HAWTHORNE, NJ - When the Hawthorne Council met on Monday, via virtual conferencing, they did so to pass R 56-20 "Reduce Delinquent Tax Rate". Mayor Richard Goldberg had announced this to the borough as a means of providing some relief to residents who had yet to pay their taxes. R 56-20 passed and brought the delinquent tax interest rate to 0% effectively to the end of June. Then, according to Council President Frank Matthews, Governor Phil Murphy's executive order invalidated it and reduced that period by a month.
"We tried to give our residents some extra time at no penalty to pay their taxes but the governor won't allow us to do it," Matthews told TAPinto Hawthorne. "We were told we will make those towns that are not in as good a financial position, and can not do the same, look bad by doing what we wanted to do."
He said that the "last minute executive order" issued by Governor Murphy, which added a property tax extension of 20 days to the grace period, had undone the borough's efforts. By law, municipalities cannot change the May 1 due date, but they can enact a grace period of ten days. The executive order would extend that throughout May with a further 20 days. But that was short of the two-month window that the borough of Hawthorne passed Monday.
The governor's executive order, signed on April 28, can be found here. The language affecting the borough's special meeting is as follows:
1. Any governing body of a municipality with a calendar year budget cycle may adopt a resolution instituting a grace period concluding on a date no later than June 1, 2020 for the payment of second-quarter property taxes.
2. Any governing body of a municipality with a State Fiscal Year budget cycle may adopt a resolution instituting a grace period concluding on a date no later than June 1, 2020 for the payment of fourth-quarter property taxes. If a municipality with a State Fiscal Year budget cycle institutes an extended grace period pursuant to this Order, the municipality shall not conduct an accelerated tax sale with respect to the installment for payment of fourth-quarter property taxes.
3. The municipal clerk shall notify the Director of the Division of Local Government Services in the Department of Community Affairs of any resolution instituting an extended grace period adopted under authority of this Order not later than the third business day next following the municipal governing body’s adoption of the resolution.

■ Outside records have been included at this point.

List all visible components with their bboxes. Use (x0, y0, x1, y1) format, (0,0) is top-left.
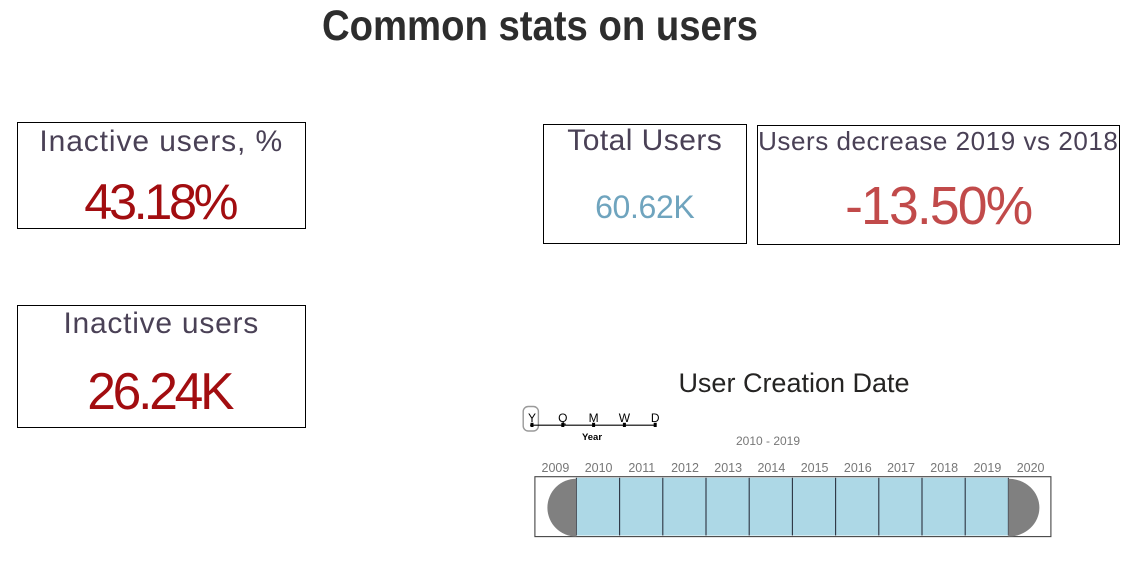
svg-text:D: D (651, 411, 660, 425)
svg-text:W: W (619, 411, 631, 425)
svg-text:Q: Q (558, 411, 567, 425)
svg-text:Y: Y (528, 411, 536, 425)
svg-text:M: M (589, 411, 599, 425)
svg-text:Year: Year (582, 432, 602, 443)
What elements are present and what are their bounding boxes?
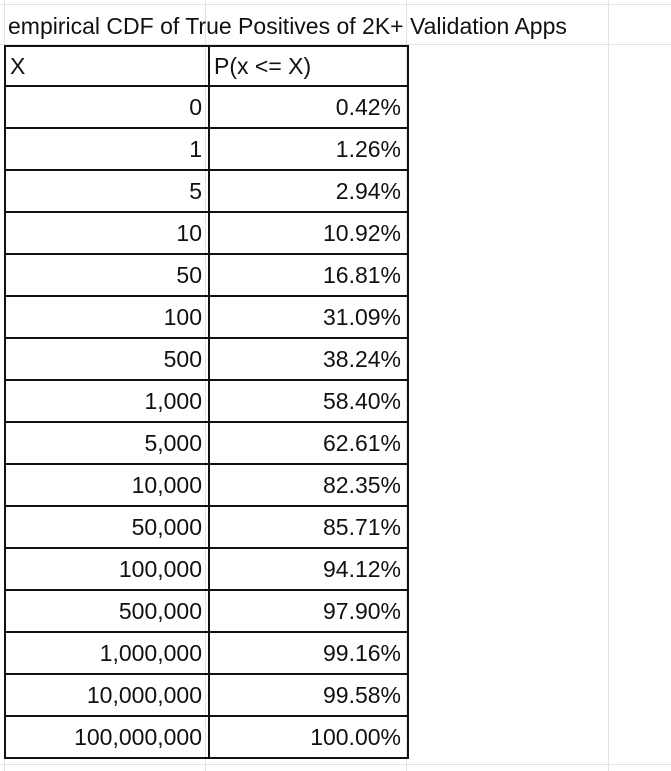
x-value-cell[interactable]: 100,000 [6, 549, 210, 591]
table-row: 500,000 97.90% [6, 591, 409, 633]
x-value-cell[interactable]: 100 [6, 297, 210, 339]
x-value-cell[interactable]: 10 [6, 213, 210, 255]
chart-title: empirical CDF of True Positives of 2K+ V… [8, 13, 567, 39]
x-value-cell[interactable]: 10,000 [6, 465, 210, 507]
probability-cell[interactable]: 82.35% [210, 465, 409, 507]
table-row: 1,000 58.40% [6, 381, 409, 423]
probability-cell[interactable]: 62.61% [210, 423, 409, 465]
x-value-cell[interactable]: 10,000,000 [6, 675, 210, 717]
gridline [205, 0, 206, 771]
probability-cell[interactable]: 1.26% [210, 129, 409, 171]
gridline [406, 0, 407, 771]
gridline [608, 0, 609, 771]
probability-cell[interactable]: 58.40% [210, 381, 409, 423]
gridline [0, 764, 671, 765]
probability-cell[interactable]: 85.71% [210, 507, 409, 549]
x-value-cell[interactable]: 1,000,000 [6, 633, 210, 675]
probability-cell[interactable]: 16.81% [210, 255, 409, 297]
x-value-cell[interactable]: 500 [6, 339, 210, 381]
table-row: 10,000,000 99.58% [6, 675, 409, 717]
gridline [0, 44, 671, 45]
x-value-cell[interactable]: 500,000 [6, 591, 210, 633]
probability-cell[interactable]: 38.24% [210, 339, 409, 381]
probability-cell[interactable]: 97.90% [210, 591, 409, 633]
table-body: 0 0.42% 1 1.26% 5 2.94% 10 10.92% 50 16.81% 100 31.… [6, 87, 409, 759]
gridline [0, 4, 671, 5]
probability-cell[interactable]: 99.58% [210, 675, 409, 717]
table-row: 1,000,000 99.16% [6, 633, 409, 675]
table-row: 100,000,000 100.00% [6, 717, 409, 759]
x-value-cell[interactable]: 0 [6, 87, 210, 129]
table-header-row: X P(x <= X) [6, 47, 409, 87]
x-value-cell[interactable]: 5 [6, 171, 210, 213]
probability-cell[interactable]: 31.09% [210, 297, 409, 339]
probability-cell[interactable]: 2.94% [210, 171, 409, 213]
table-row: 0 0.42% [6, 87, 409, 129]
table-row: 10 10.92% [6, 213, 409, 255]
x-value-cell[interactable]: 100,000,000 [6, 717, 210, 759]
x-value-cell[interactable]: 1 [6, 129, 210, 171]
cdf-table: X P(x <= X) 0 0.42% 1 1.26% 5 2.94% 10 10.92% 50… [4, 45, 409, 759]
table-row: 100,000 94.12% [6, 549, 409, 591]
probability-cell[interactable]: 99.16% [210, 633, 409, 675]
column-header-x[interactable]: X [6, 47, 210, 87]
x-value-cell[interactable]: 50 [6, 255, 210, 297]
probability-cell[interactable]: 0.42% [210, 87, 409, 129]
table-row: 100 31.09% [6, 297, 409, 339]
table-row: 10,000 82.35% [6, 465, 409, 507]
probability-cell[interactable]: 100.00% [210, 717, 409, 759]
probability-cell[interactable]: 10.92% [210, 213, 409, 255]
table-row: 50,000 85.71% [6, 507, 409, 549]
column-header-probability[interactable]: P(x <= X) [210, 47, 409, 87]
x-value-cell[interactable]: 1,000 [6, 381, 210, 423]
table-row: 5 2.94% [6, 171, 409, 213]
x-value-cell[interactable]: 50,000 [6, 507, 210, 549]
table-row: 1 1.26% [6, 129, 409, 171]
probability-cell[interactable]: 94.12% [210, 549, 409, 591]
table-row: 50 16.81% [6, 255, 409, 297]
table-row: 5,000 62.61% [6, 423, 409, 465]
table-row: 500 38.24% [6, 339, 409, 381]
x-value-cell[interactable]: 5,000 [6, 423, 210, 465]
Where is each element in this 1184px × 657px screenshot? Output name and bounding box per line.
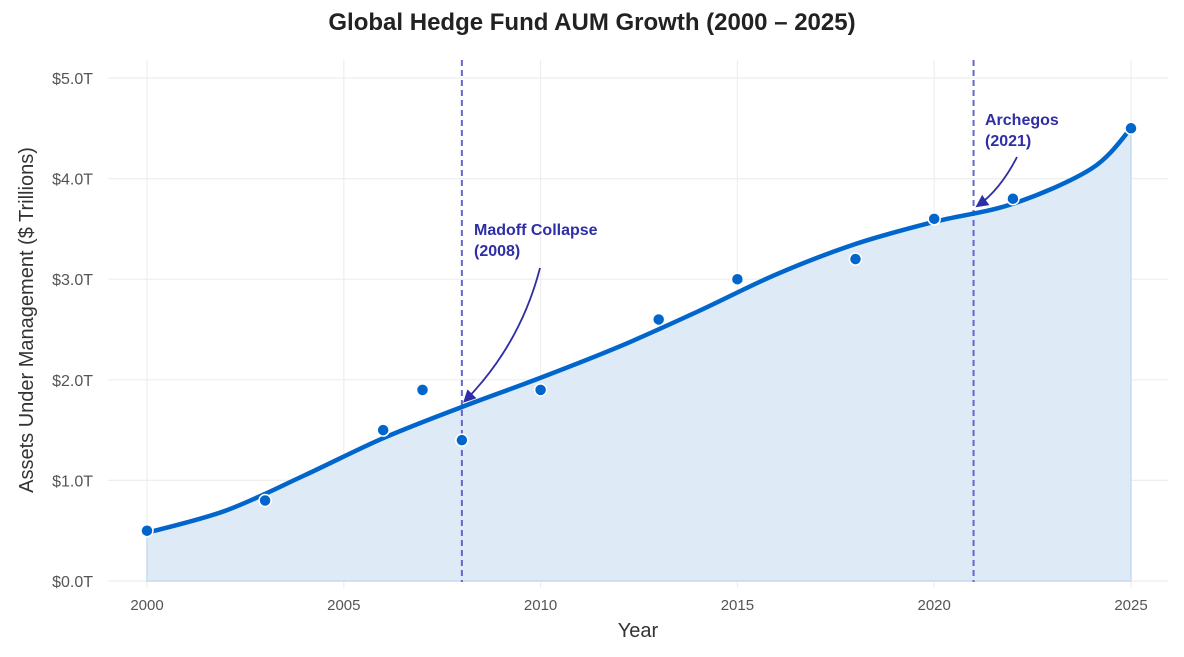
data-point	[1124, 121, 1138, 136]
annotation-archegos-line2: (2021)	[985, 133, 1031, 150]
trend-line	[144, 126, 1134, 535]
data-point	[848, 252, 863, 266]
annotation-archegos-line1: Archegos	[985, 112, 1059, 129]
annotation-madoff-line2: (2008)	[474, 243, 520, 260]
x-tick-label: 2020	[918, 597, 951, 614]
x-tick-label: 2015	[721, 597, 754, 614]
y-tick-label: $5.0T	[52, 71, 93, 88]
data-point	[376, 423, 390, 437]
annotation-madoff-arrow	[463, 267, 541, 403]
y-tick-label: $1.0T	[52, 473, 93, 490]
x-tick-label: 2025	[1114, 597, 1147, 614]
y-tick-label: $3.0T	[52, 272, 93, 289]
data-point	[258, 493, 272, 508]
data-point	[1006, 191, 1020, 206]
y-tick-label: $4.0T	[52, 172, 93, 189]
area-fill	[146, 126, 1132, 582]
annotation-archegos-arrow	[975, 156, 1018, 208]
data-point	[651, 312, 666, 327]
data-point	[415, 383, 430, 397]
x-axis-label: Year	[618, 620, 659, 642]
y-axis-label: Assets Under Management ($ Trillions)	[16, 147, 38, 493]
data-point	[927, 212, 941, 226]
x-tick-label: 2010	[524, 597, 557, 614]
annotation-madoff-line1: Madoff Collapse	[474, 222, 598, 239]
chart-title: Global Hedge Fund AUM Growth (2000 – 202…	[328, 9, 856, 36]
data-point	[533, 383, 548, 397]
data-point	[455, 433, 469, 447]
x-tick-label: 2000	[130, 597, 163, 614]
y-tick-label: $2.0T	[52, 373, 93, 390]
y-tick-label: $0.0T	[52, 574, 93, 591]
data-point	[140, 523, 154, 538]
x-tick-label: 2005	[327, 597, 360, 614]
data-point	[730, 272, 745, 286]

4. No municipality, county, or any other agency or political subdivision of this State shall enact or enforce any order, rule, regulation, ordinance, or resolution that will or might in any way conflict with any of the provisions of this Order, or that will in any way interfere with or impede its achievement, which shall include, but not be limited to, any attempt to provide an additional extension of the installment date or grace period for the payment of property taxes, and any attempt to otherwise temporarily fix, reduce, or retroactively modify the rate of interest charged for failure to make timely payment to achieve this effect.

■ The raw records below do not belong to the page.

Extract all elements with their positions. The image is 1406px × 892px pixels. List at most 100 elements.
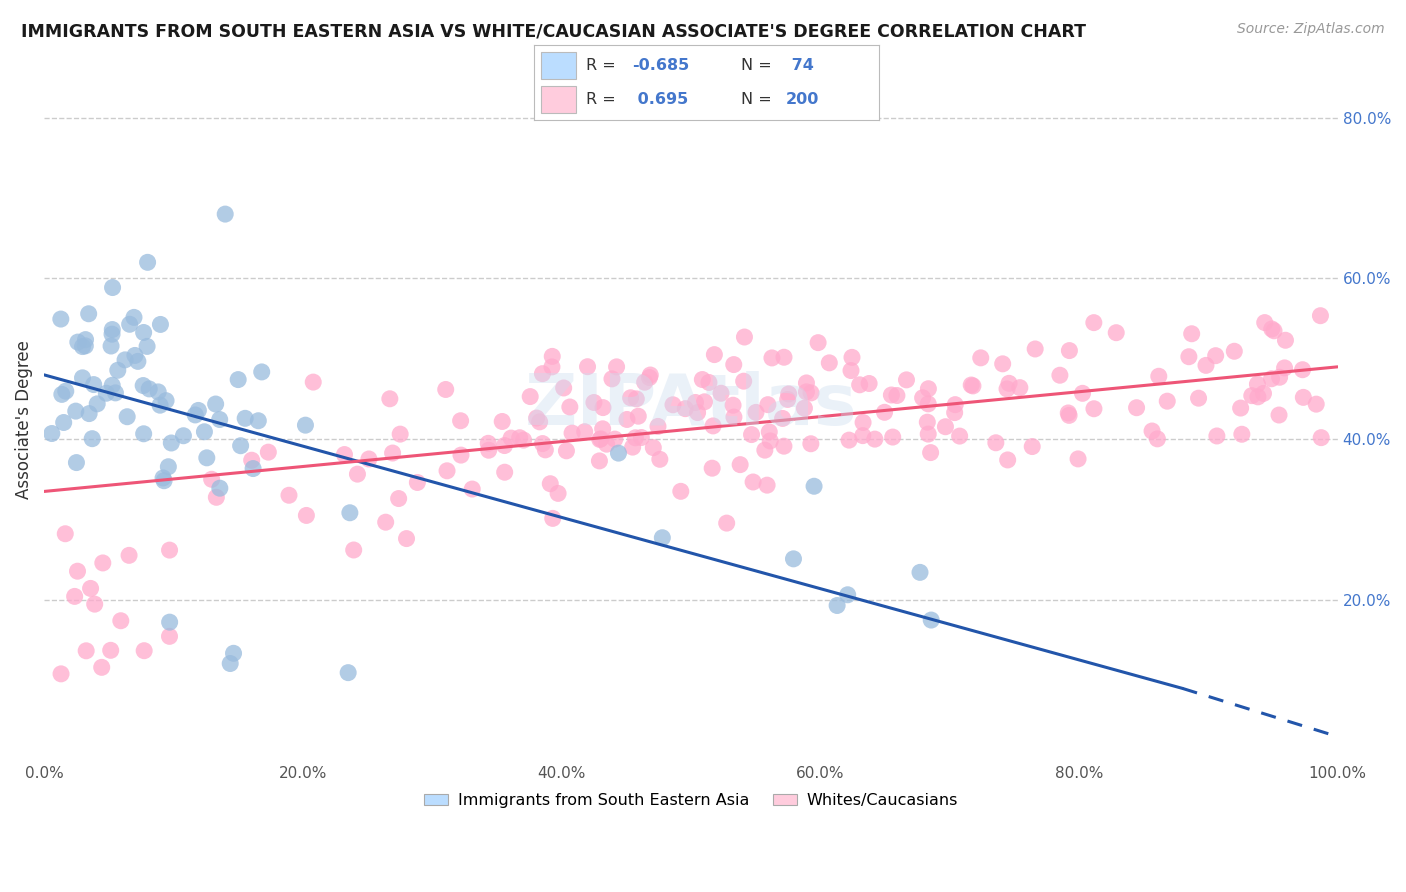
- Point: [638, 370, 661, 384]
- Point: [136, 255, 159, 269]
- Point: [541, 350, 564, 364]
- Point: [626, 392, 648, 406]
- Point: [917, 415, 939, 429]
- Point: [75, 644, 97, 658]
- Point: [205, 491, 228, 505]
- Point: [157, 459, 180, 474]
- Point: [1105, 326, 1128, 340]
- Point: [63, 590, 86, 604]
- Point: [222, 646, 245, 660]
- Point: [776, 392, 799, 407]
- Point: [132, 378, 155, 392]
- Point: [818, 356, 841, 370]
- Point: [66, 564, 89, 578]
- Point: [991, 357, 1014, 371]
- Point: [589, 433, 612, 447]
- Point: [782, 552, 804, 566]
- Point: [100, 643, 122, 657]
- Point: [381, 446, 404, 460]
- Point: [395, 532, 418, 546]
- Point: [1253, 386, 1275, 401]
- Point: [1057, 406, 1080, 420]
- Point: [529, 415, 551, 429]
- Point: [716, 516, 738, 530]
- Point: [606, 359, 628, 374]
- Point: [970, 351, 993, 365]
- Point: [1254, 316, 1277, 330]
- Point: [1268, 370, 1291, 384]
- Y-axis label: Associate's Degree: Associate's Degree: [15, 340, 32, 499]
- Point: [960, 378, 983, 392]
- Point: [136, 339, 159, 353]
- Point: [1021, 440, 1043, 454]
- Point: [651, 531, 673, 545]
- Point: [741, 427, 763, 442]
- Point: [838, 433, 860, 447]
- Point: [388, 491, 411, 506]
- Point: [72, 340, 94, 354]
- Point: [512, 433, 534, 447]
- Point: [745, 405, 768, 419]
- Point: [702, 418, 724, 433]
- Point: [669, 484, 692, 499]
- Point: [728, 458, 751, 472]
- Point: [1205, 429, 1227, 443]
- Point: [96, 386, 118, 401]
- Point: [1261, 322, 1284, 336]
- Point: [450, 414, 472, 428]
- Point: [86, 397, 108, 411]
- Point: [759, 434, 782, 448]
- Point: [159, 543, 181, 558]
- Point: [778, 387, 800, 401]
- Point: [621, 440, 644, 454]
- Point: [627, 409, 650, 424]
- Point: [101, 322, 124, 336]
- Text: R =: R =: [586, 92, 621, 107]
- Point: [703, 348, 725, 362]
- Point: [114, 352, 136, 367]
- Point: [477, 436, 499, 450]
- Point: [184, 408, 207, 422]
- Point: [943, 406, 966, 420]
- Point: [588, 454, 610, 468]
- Point: [943, 398, 966, 412]
- Point: [1067, 451, 1090, 466]
- Point: [756, 478, 779, 492]
- Point: [531, 367, 554, 381]
- Point: [643, 441, 665, 455]
- Text: IMMIGRANTS FROM SOUTH EASTERN ASIA VS WHITE/CAUCASIAN ASSOCIATE'S DEGREE CORRELA: IMMIGRANTS FROM SOUTH EASTERN ASIA VS WH…: [21, 22, 1085, 40]
- Point: [630, 430, 652, 444]
- Point: [733, 374, 755, 388]
- Point: [302, 375, 325, 389]
- Point: [1291, 362, 1313, 376]
- Point: [1263, 324, 1285, 338]
- Point: [77, 407, 100, 421]
- Point: [547, 486, 569, 500]
- Text: ZIPAtlas: ZIPAtlas: [524, 371, 858, 440]
- Point: [607, 446, 630, 460]
- Point: [53, 526, 76, 541]
- Point: [193, 425, 215, 439]
- Point: [773, 350, 796, 364]
- Point: [1146, 432, 1168, 446]
- Point: [240, 453, 263, 467]
- Point: [1205, 349, 1227, 363]
- Point: [858, 376, 880, 391]
- Point: [825, 599, 848, 613]
- Point: [800, 436, 823, 450]
- Point: [920, 613, 942, 627]
- Point: [702, 461, 724, 475]
- Point: [553, 381, 575, 395]
- Point: [195, 450, 218, 465]
- Point: [1309, 309, 1331, 323]
- Point: [576, 359, 599, 374]
- Point: [79, 582, 101, 596]
- Point: [132, 426, 155, 441]
- Point: [346, 467, 368, 482]
- Point: [91, 556, 114, 570]
- Point: [118, 318, 141, 332]
- Point: [333, 448, 356, 462]
- Point: [917, 397, 939, 411]
- Point: [841, 351, 863, 365]
- Point: [1156, 394, 1178, 409]
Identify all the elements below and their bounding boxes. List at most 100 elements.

"He voided our 60-day 0% interest on any late payments that we passed at our Special Council Meeting on Monday night to provide our residents with some potential relief options," Matthews said. "He said 'no' when we asked to extend the grace period but got mad when several municipalities found a solution to go around his denial. Such a petty move and it only hurts those who need the help the most. Sorry, Hawthorne, your representatives tried to do the right thing, if only your state leaders could do the same."